Angiel and St. Jude patients promote St. Jude message

Angiel stJude

St. Jude Children's Research Hospital has launched a new series of public service announcements (PSAs) to help raise awareness and deepen the understanding of the hospital's lifesaving mission through real St. Jude heroes – its patients and families.

St. Jude has not produced national PSAs since 2003 and timed the new multichannel campaign to coincide with the hospital's 50th anniversary.

The PSAs share St. Jude moments through patients and families such as 10-year-old Angiel. Angiel and her mom, Damaris, were planning a trip to Africa for a family reunion when she was diagnosed with osteosarcoma, a type of bone cancer that produced tumors in both of Angiel's legs.

Today, thanks to St. Jude doctors, Angiel can still look forward to visiting family in a foreign land one day. Angiel's story is just one of several patients featured in the PSAs.

"For 50 years St. Jude has been dedicated to finding cures and saving the lives of children like Angiel," said Richard Shadyac Jr., CEO of ALSAC/St. Jude Children's Research Hospital.

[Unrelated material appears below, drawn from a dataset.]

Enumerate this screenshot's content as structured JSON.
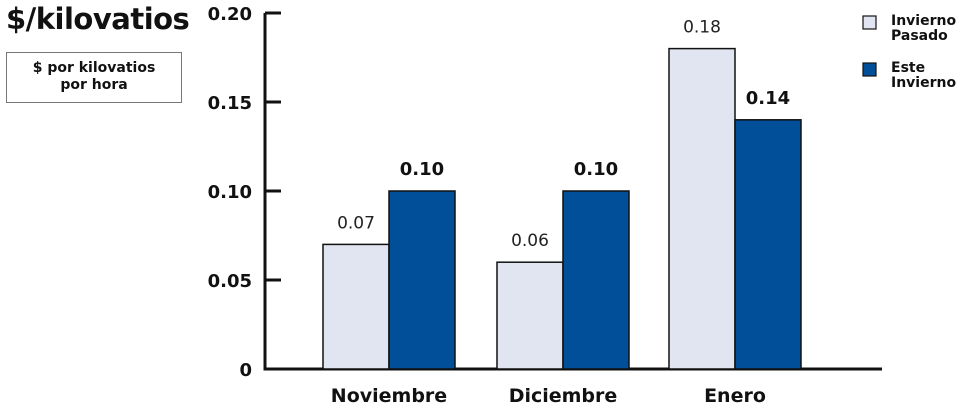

"However, childhood cancer still kills more children in the U.S. over the age of 1 than any other disease. Through our new PSAs, we want to share our lifesaving mission and show why our work is so critical. Who better to tell that story than the very patients and families whose lives are impacted the most by the work of St. Jude?"

The new PSA allows St. Jude to share its message in the African-American community through patients such as Angiel in her own words. At St. Jude, an African-American child has the same chances of survival as a white child, according to a recent St. Jude study. Historically, African-American cancer patients have been less likely than white cancer patients of any age to become long-term survivors. Thus the critical importance of educating communities about cancer and other deadly childhood diseases.

The PSA strategy is based on market research to define the purpose and messages for the campaign. The suite of PSAs, available in English and Spanish, is designed for use on television and radio, billboard and airport dioramas, in print and in interactive media.

All of the PSAs were shot in the hospital with patients currently in treatment and tell the story of what the children – many of them thousands of miles away from home – long for most: reading a night-time story in their own beds, seeing their pets, hugging a sibling, the everyday moments that mean so much to families whether their child is sick or healthy.